Why Wait? Enhanced Recovery Programs Can Help You Bounce Back from Colorectal Surgery Faster
Dr. Carlos Glanville is one of several colorectal surgeons working on a pilot program to help surgical patients with enhanced recovery programs. Many people don’t consider that there might be multiple ways of getting through the process of preparing for surgery, having surgery and then recovering from surgery.
While Dr. Glanville was completing his colorectal surgical fellowship at the Colon and Rectal Clinic of Orlando, he learned about the enhanced recovery programs. Today, he works as a surgeon at Sentara Surgery Specialist in Suffolk, Virginia. The pilot program is currently only for colorectal surgery and involves pre-admission counseling so the patient knows what to expect.
“The program needs to have patients who buy in to doing things a bit differently. There’s a nurse educator who helps with the process,” said Dr. Glanville.
In some cases, it might be something additional: drinking carbohydrate fluids the night before surgery, or taking antibiotics or pain medication before surgery. But it may also be something you don’t do or do less of. For example, instead of fasting from midnight until the time of surgery the next day, there’s an alternative with a shorter window of fasting.

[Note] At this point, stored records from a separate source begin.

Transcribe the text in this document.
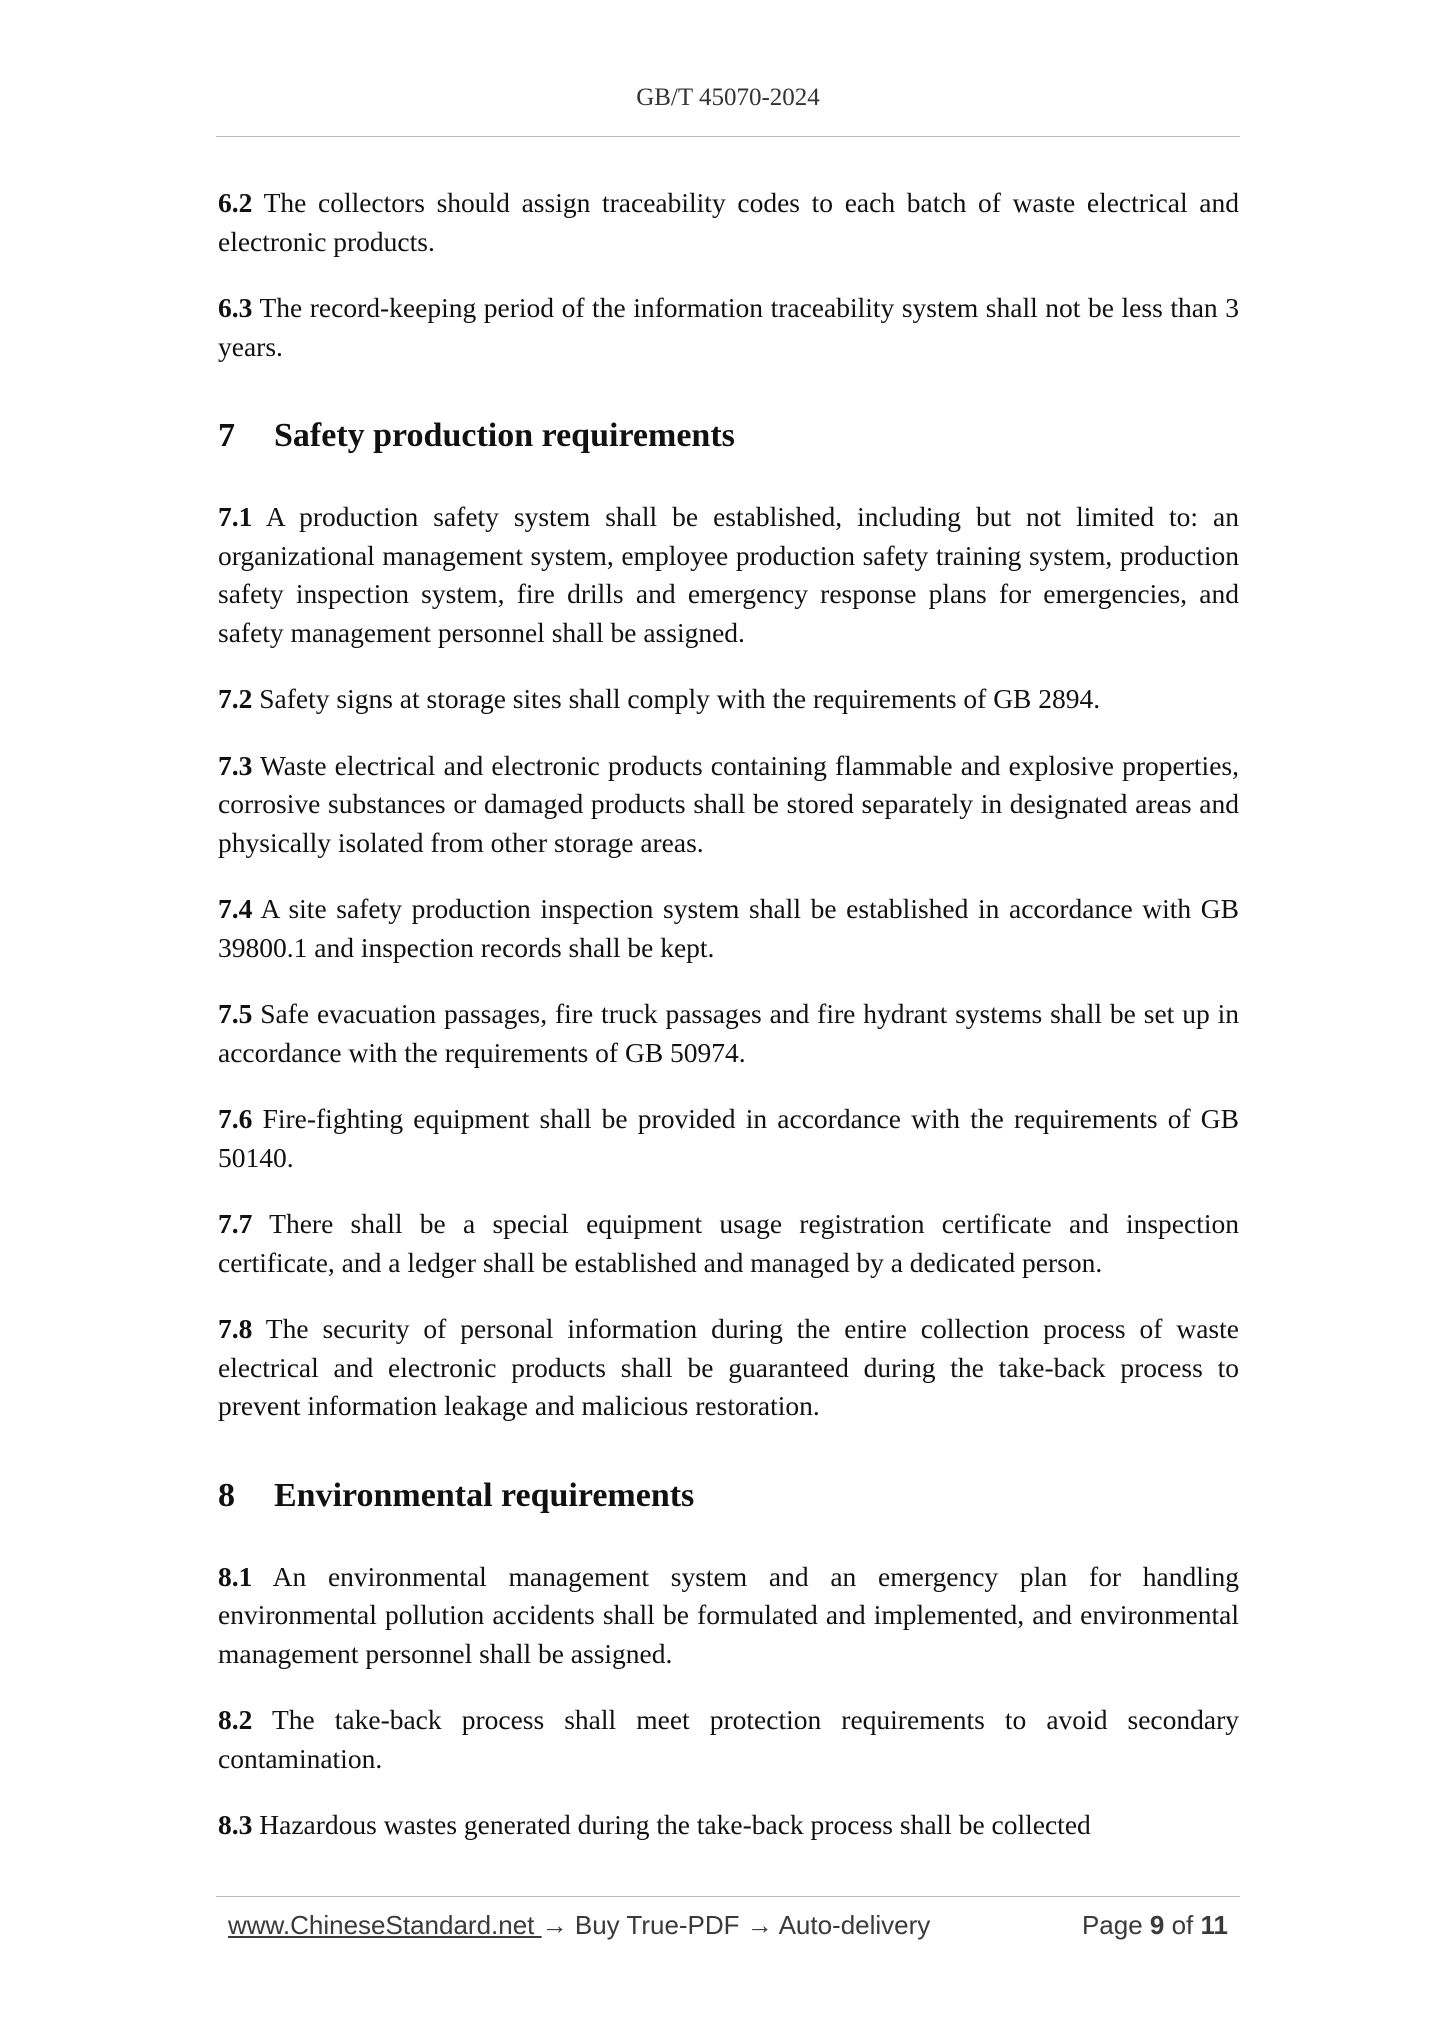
GB/T 45070-2024

6.2 The collectors should assign traceability codes to each batch of waste electrical and electronic products.

6.3 The record-keeping period of the information traceability system shall not be less than 3 years.

7 Safety production requirements

7.1 A production safety system shall be established, including but not limited to: an organizational management system, employee production safety training system, production safety inspection system, fire drills and emergency response plans for emergencies, and safety management personnel shall be assigned.

7.2 Safety signs at storage sites shall comply with the requirements of GB 2894.

7.3 Waste electrical and electronic products containing flammable and explosive properties, corrosive substances or damaged products shall be stored separately in designated areas and physically isolated from other storage areas.

7.4 A site safety production inspection system shall be established in accordance with GB 39800.1 and inspection records shall be kept.

7.5 Safe evacuation passages, fire truck passages and fire hydrant systems shall be set up in accordance with the requirements of GB 50974.

7.6 Fire-fighting equipment shall be provided in accordance with the requirements of GB 50140.

7.7 There shall be a special equipment usage registration certificate and inspection certificate, and a ledger shall be established and managed by a dedicated person.

7.8 The security of personal information during the entire collection process of waste electrical and electronic products shall be guaranteed during the take-back process to prevent information leakage and malicious restoration.

8 Environmental requirements

8.1 An environmental management system and an emergency plan for handling environmental pollution accidents shall be formulated and implemented, and environmental management personnel shall be assigned.

8.2 The take-back process shall meet protection requirements to avoid secondary contamination.

8.3 Hazardous wastes generated during the take-back process shall be collected

www.ChineseStandard.net → Buy True-PDF → Auto-delivery	Page 9 of 11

“These are evidence-based pathways that use nationally recognized care guidelines to improve clinical outcomes and minimize trauma from surgery. That means that pain is reduced after surgery and complications are less likely,” said Dr. Glanville. “It’s not a new concept. But we are seeing good results from a set of protocols that happen before, during and after surgery.”
One of the notable parts is avoiding narcotics, and using other pain relief methods instead, including a spinal block for pain control or short-term anesthetic. Many other types of surgery have shifted to a philosophy of “get up and get moving” and this is part of the enhanced recovery process as well. The patient walks several times a day, getting out of the hospital bed and moving – slowly, of course, but it’s important for the patient to be upright and start to move.
“It’s a more interactive process, so the patient has to agree to be more active. They can’t lay in bed and rest…there’s a push to get up walking, eating, and off the IV. The evidence seems to say that if you treat them like a healthy person, it gets them home faster and in better shape,” said Dr. Glanville.
In colorectal surgery, it’s important to get the digestive system working again after the disruption of surgery, and so patients are encouraged to eat, drink and chew gum to get the system primed to return to normal.
“Patients after a big colorectal surgery used to have a tube in their nose, not be able to eat and would have to wait to pass gas or have bowel movements. The new protocols decrease the incidence of bloating, slow bowels, nausea and vomiting. This is especially important in elderly patients who then have less chance of getting weak or being discharged to a nursing facility if they can get back to baseline sooner,” said Dr. Glanville.
This stepped approach seems to have positive results and the pilot program may be expanded to other types of surgery in the future. Dr. Glanville is excited about this program.
“Patients who will do great after surgery, will still have great outcomes, and people who might have done fine before, now have the chance to do great. We are essentially maximizing the number of people who do well!”